Monday, May 22, 2006

The War of the Branches

There is an inherent tenstion between the branches of government. I believe it is seen most often and most clearly between the Executive and the Judicial, but I don't doubt that the Judiciary feels it frequently as well.

In the handling of the Jefferson case - and the other criminal investigations into sitting Members of Congress - we're starting to see that tension rise. Now there is word that the FBI gave at best minimal notification to the House of Representatives before working with the Capitol Police to conduct a search that Roll Call (subscription required) reports is unprecedented: the raid of a Congressional office:

FBI Raid Angers Some on Hill; Feds Probe Additional Jefferson “Schemes”
Sunday, May 21; 5:17 pm
By John Bresnahan,
Roll Call Staffs

Saturday night’s FBI raid on the office of Rep. William Jefferson (D-La.) surprised and angered House officials, who were not told that the Rayburn House Office Building search was to take place until one hour beforehand, offering the latest sign that federal prosecutors are using increasingly aggressive tactics in their pursuit of allegedly corrupt lawmakers.
Documents filed in support of the search show that the Justice Department is assembling a wide-ranging case against the veteran Democratic lawmaker. At this time, Jefferson is being investigated for bribery, wire fraud, bribery of a foreign official and conspiracy to bribe foreign officials, according to an affidavit filed by an FBI agent in support of the search warrant.

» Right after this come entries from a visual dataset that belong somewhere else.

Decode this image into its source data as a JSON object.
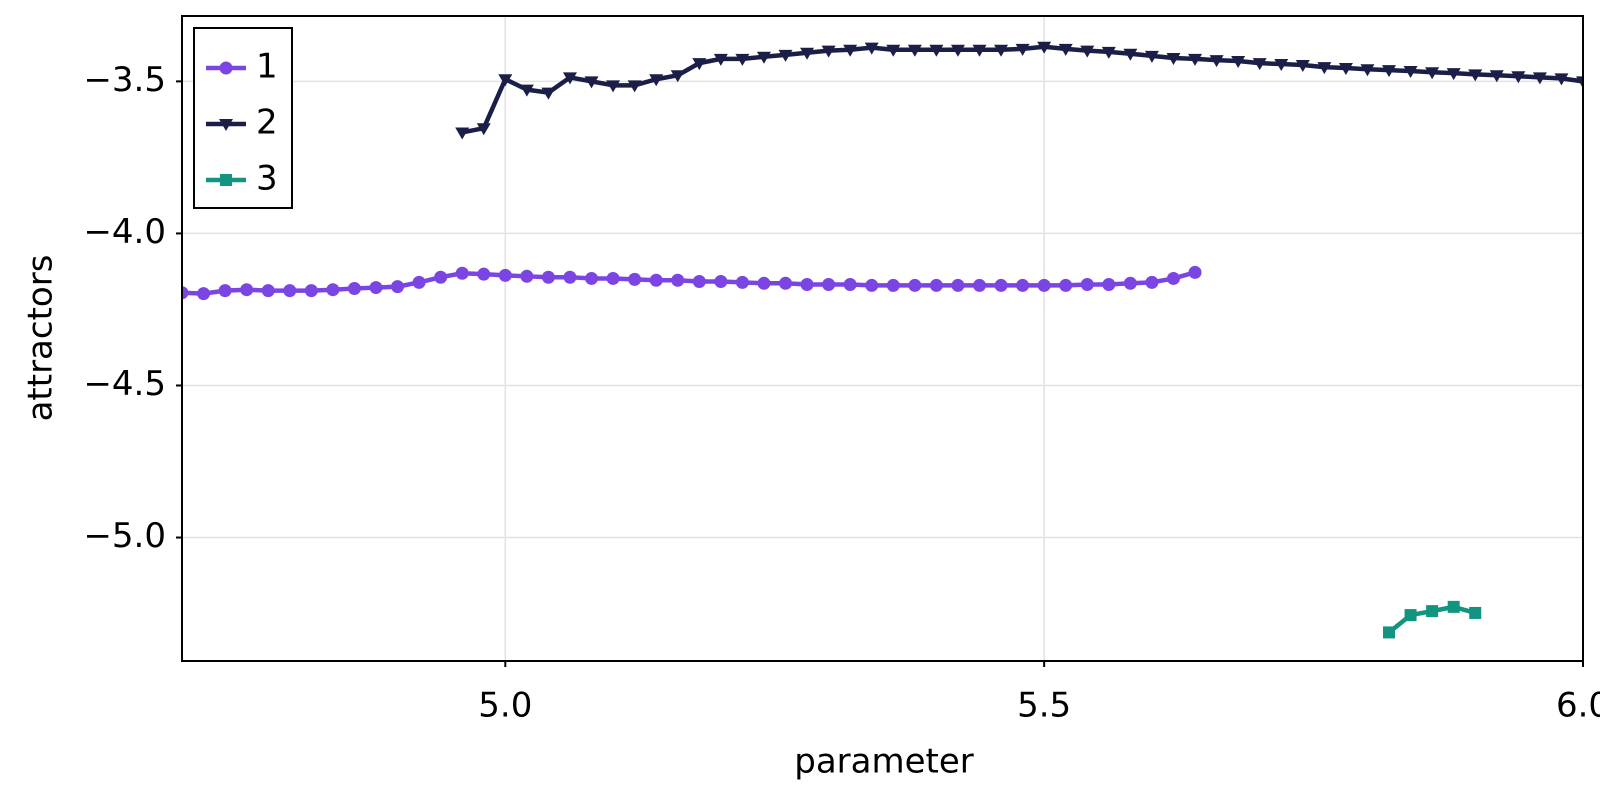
{
  "chart_data": {
    "type": "line",
    "xlabel": "parameter",
    "ylabel": "attractors",
    "xlim": [
      4.7,
      6.0
    ],
    "ylim": [
      -5.406,
      -3.285
    ],
    "xticks": [
      {
        "value": 5.0,
        "label": "5.0"
      },
      {
        "value": 5.5,
        "label": "5.5"
      },
      {
        "value": 6.0,
        "label": "6.0"
      }
    ],
    "yticks": [
      {
        "value": -3.5,
        "label": "−3.5"
      },
      {
        "value": -4.0,
        "label": "−4.0"
      },
      {
        "value": -4.5,
        "label": "−4.5"
      },
      {
        "value": -5.0,
        "label": "−5.0"
      }
    ],
    "grid": true,
    "legend": "top-left",
    "series": [
      {
        "name": "1",
        "color": "#7b45e4",
        "marker": "circle",
        "x": [
          4.7,
          4.72,
          4.74,
          4.76,
          4.78,
          4.8,
          4.82,
          4.84,
          4.86,
          4.88,
          4.9,
          4.92,
          4.94,
          4.96,
          4.98,
          5.0,
          5.02,
          5.04,
          5.06,
          5.08,
          5.1,
          5.12,
          5.14,
          5.16,
          5.18,
          5.2,
          5.22,
          5.24,
          5.26,
          5.28,
          5.3,
          5.32,
          5.34,
          5.36,
          5.38,
          5.4,
          5.42,
          5.44,
          5.46,
          5.48,
          5.5,
          5.52,
          5.54,
          5.56,
          5.58,
          5.6,
          5.62,
          5.64
        ],
        "values": [
          -4.195,
          -4.198,
          -4.188,
          -4.185,
          -4.188,
          -4.188,
          -4.188,
          -4.185,
          -4.181,
          -4.178,
          -4.175,
          -4.161,
          -4.144,
          -4.131,
          -4.134,
          -4.138,
          -4.141,
          -4.144,
          -4.144,
          -4.148,
          -4.148,
          -4.151,
          -4.154,
          -4.154,
          -4.158,
          -4.158,
          -4.161,
          -4.164,
          -4.164,
          -4.168,
          -4.168,
          -4.168,
          -4.171,
          -4.171,
          -4.171,
          -4.171,
          -4.171,
          -4.171,
          -4.171,
          -4.171,
          -4.171,
          -4.171,
          -4.168,
          -4.168,
          -4.164,
          -4.161,
          -4.148,
          -4.128
        ]
      },
      {
        "name": "2",
        "color": "#1b1f48",
        "marker": "triangle-down",
        "x": [
          4.96,
          4.98,
          5.0,
          5.02,
          5.04,
          5.06,
          5.08,
          5.1,
          5.12,
          5.14,
          5.16,
          5.18,
          5.2,
          5.22,
          5.24,
          5.26,
          5.28,
          5.3,
          5.32,
          5.34,
          5.36,
          5.38,
          5.4,
          5.42,
          5.44,
          5.46,
          5.48,
          5.5,
          5.52,
          5.54,
          5.56,
          5.58,
          5.6,
          5.62,
          5.64,
          5.66,
          5.68,
          5.7,
          5.72,
          5.74,
          5.76,
          5.78,
          5.8,
          5.82,
          5.84,
          5.86,
          5.88,
          5.9,
          5.92,
          5.94,
          5.96,
          5.98,
          6.0
        ],
        "values": [
          -3.668,
          -3.654,
          -3.493,
          -3.527,
          -3.537,
          -3.487,
          -3.5,
          -3.513,
          -3.513,
          -3.493,
          -3.48,
          -3.44,
          -3.426,
          -3.426,
          -3.419,
          -3.413,
          -3.406,
          -3.399,
          -3.396,
          -3.389,
          -3.396,
          -3.396,
          -3.396,
          -3.396,
          -3.396,
          -3.396,
          -3.393,
          -3.386,
          -3.393,
          -3.399,
          -3.403,
          -3.409,
          -3.416,
          -3.423,
          -3.426,
          -3.43,
          -3.433,
          -3.44,
          -3.443,
          -3.446,
          -3.453,
          -3.456,
          -3.46,
          -3.463,
          -3.466,
          -3.47,
          -3.473,
          -3.477,
          -3.48,
          -3.483,
          -3.487,
          -3.49,
          -3.5
        ]
      },
      {
        "name": "3",
        "color": "#119480",
        "marker": "square",
        "x": [
          5.82,
          5.84,
          5.86,
          5.88,
          5.9
        ],
        "values": [
          -5.312,
          -5.255,
          -5.242,
          -5.228,
          -5.248
        ]
      }
    ]
  }
}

But the Justice Department and FBI agents are also looking at “at least seven other schemes in which Congressman Jefferson sought things of value” in return for official acts, the affidavit states. That suggests that additional avenues for prosecuting Jefferson could be revealed soon.

The FBI has two confidential witnesses who are offering testimony against Jefferson, as well as undercover audio and videotapes of him allegedly asking for and receiving bribes worth potentially millions of dollars in exchange for his help in putting together African telecommunications deals for U.S. firms, according to the affidavit.

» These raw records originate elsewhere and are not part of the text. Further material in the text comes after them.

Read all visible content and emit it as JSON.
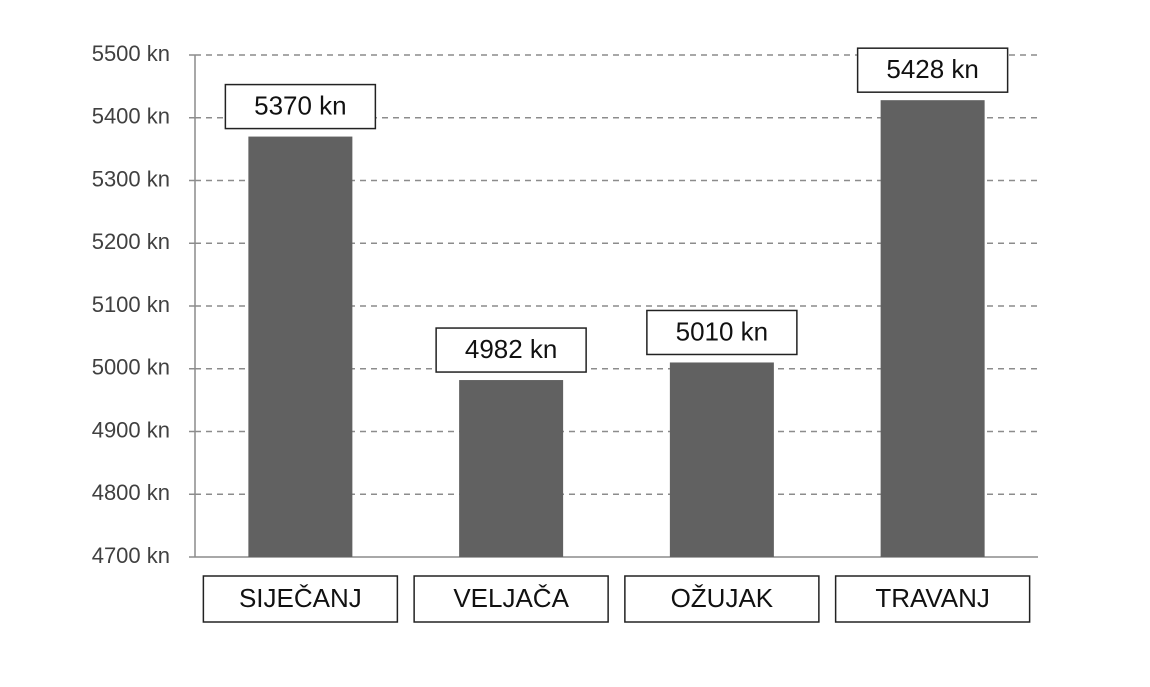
{
  "chart_data": {
    "type": "bar",
    "categories": [
      "SIJEČANJ",
      "VELJAČA",
      "OŽUJAK",
      "TRAVANJ"
    ],
    "values": [
      5370,
      4982,
      5010,
      5428
    ],
    "value_labels": [
      "5370 kn",
      "4982 kn",
      "5010 kn",
      "5428 kn"
    ],
    "color": "#616161",
    "ylim": [
      4700,
      5500
    ],
    "yticks": [
      {
        "value": 4700,
        "label": "4700 kn"
      },
      {
        "value": 4800,
        "label": "4800 kn"
      },
      {
        "value": 4900,
        "label": "4900 kn"
      },
      {
        "value": 5000,
        "label": "5000 kn"
      },
      {
        "value": 5100,
        "label": "5100 kn"
      },
      {
        "value": 5200,
        "label": "5200 kn"
      },
      {
        "value": 5300,
        "label": "5300 kn"
      },
      {
        "value": 5400,
        "label": "5400 kn"
      },
      {
        "value": 5500,
        "label": "5500 kn"
      }
    ],
    "grid": true
  }
}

On one videotape, the FBI filmed Jefferson allegedly receiving $100,000 in cash from one of their cooperating witnesses. Most of the money was later recovered in a raid of Jefferson’s home.

Jefferson and his family members allegedly received payments from both sides of the telecom deals, with money coming from the American and Nigerian firms through companies controlled by the Jeffersons, his two brothers and son-in-law, according to the FBI affidavit.

This is believed to be the first-ever FBI raid on a Congressional office. Chief Judge Thomas F. Hogan of the U.S. District Court for the District of Columbia authorized the search on Thursday night, but it was not conducted until Saturday.

...The FBI called the chief of the Capitol Police on Saturday and asked him to go to Rayburn but would not tell him for what purpose his presence was sought, according to Congressional officials, and it is unclear whether the Speaker’s office was notified of the raid either.

“This is unbelievable,” said one Congressional leadership aide, who requested anonymity. “They don’t even tell us that the FBI is coming anymore. It’s really gotten out of hand.”

The FBI affidavit states that agents adopted “special procedures” to assure that “potentially politically sensitive, non-responsive items in the Office” would not be seized. The procedures included using FBI agents “who have no substantive role” in the investigation, referred to as “non-case agents.”